In recent months the debate surrounding the use of ad blocking software by internet users has become a major point of debate online. In just the last few weeks and with the release of Apple’s iOS 9 with its support for mobile ad blocking apps, the debate has flared again.

    Some voices claim that ad blocking is a boon for internet users and content consumers and damn the content producers who rely on intrusive advertising to pay their bills.

    Others argue that users who block advertising on the sites they frequent are engaging in unethical action, consuming content without paying for that content to be produced and published.

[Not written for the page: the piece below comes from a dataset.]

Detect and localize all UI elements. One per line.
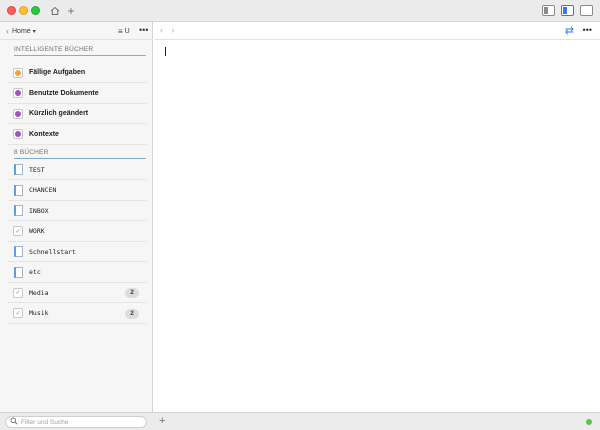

    What is clear is that as more internet users choose to block advertising on their desktop and mobile devices the business model that relies on display advertising to provide revenues is dying. It may not disappear this week or even this year, but it will disappear, and relatively soon.

    And when it does, content producers and content consumers will need to face a new reality.

    In a world where there are no display ads to be clicked or even generated, how will content creators and content publishers support their efforts?

    And concurrently, in a world where publishers and providers cannot rely on display advertising to support their content creation efforts, will content consumers be able to find the depth and breadth of content they expect?

    This post doesn’t set out to answer these questions, though they are important.

    Instead, it takes a closer look at the potential effect of ad blocking software on the world of digital marketing. The question it seeks to answer is this: how will ad blocking technology will affect digital marketing?

    And the argument we’ll make is quite simple: digital marketers and the brands they represent have a chance to win – and win big – if the trend towards ad blocking continues.

    Here’s why.

    What Does Ad Blocking Software Do?

    Let’s start by defining exactly what ad blocking software is, and what it does for those who install it.

    Here’s Wikipedia:

    Ad blocking…is removing or altering advertising content in a webpage. Advertising can exist in a variety of forms including pictures, animations, embedded audio and video, text, or pop-up windows and can employ autoplay of audio and video.

    When a user installs an ad blocker their online experience generally improves. Absent the pop up ads, autoplaying videos, screaming audio, and intrusive display banners, the web reverts to a place where the content is front and center.

    No distractions, no interruptions – just content.

    And for the user, that’s a good thing.

    Old and Busted: Display Advertising

    For the content publishers, on the other hand, the user who visits their site while employing ad blocking software is a net cost to their business. Typically, a publisher can rely on advertising to provide some return on their investment in content. A single user might only return a few cents, or even a fraction of a cent, for each display advertisement that is generated. However, as the wave of visitors grows, the revenue grows, too.

    Unless the users have an ad blocker installed, in which case the revenue generated by the user is zero.

    And assuming the content cost the publisher something to produce, publish, and maintain, the net result is a loss.

    So what is a publisher to do?

    New Hotness: Content Marketing

    Publishers and content creators need to attract eyeballs, and then convince the users attached to those eyeballs to pay for the content they consume.

    In a world where display advertising is blocked and, let us assume, doesn’t return any significant revenue for publishers, there is only one way to attract those eyeballs.

    Create better content.

    And what is better content?

    It’s content that targets a defined niche. It’s content that is useful for readers and viewers. It’s content that entertains and informs. It’s content that converts readers into buyers or, for sites that do not expressly sell a product or service outside of content, supporters, donators or contributors.

    In other words, the solution to the problem of ad blocking software for content publishers is not a technological work-around, but rather a reassessment of the business model and a commitment to content marketing.

    Nothing to Fear from Ad Blocking

    For content creators, then, there is nothing to fear from ad blocking software – or at least there shouldn’t be if there is a strong content strategy underlying their online marketing strategy.

    Good content gets shared.

    Useful content is read, saved, and passed on.

    Publishers and content creators who produce this content will earn both traffic and support from internet users, and the fact that they will generate revenue from something other than display advertising will not worry them.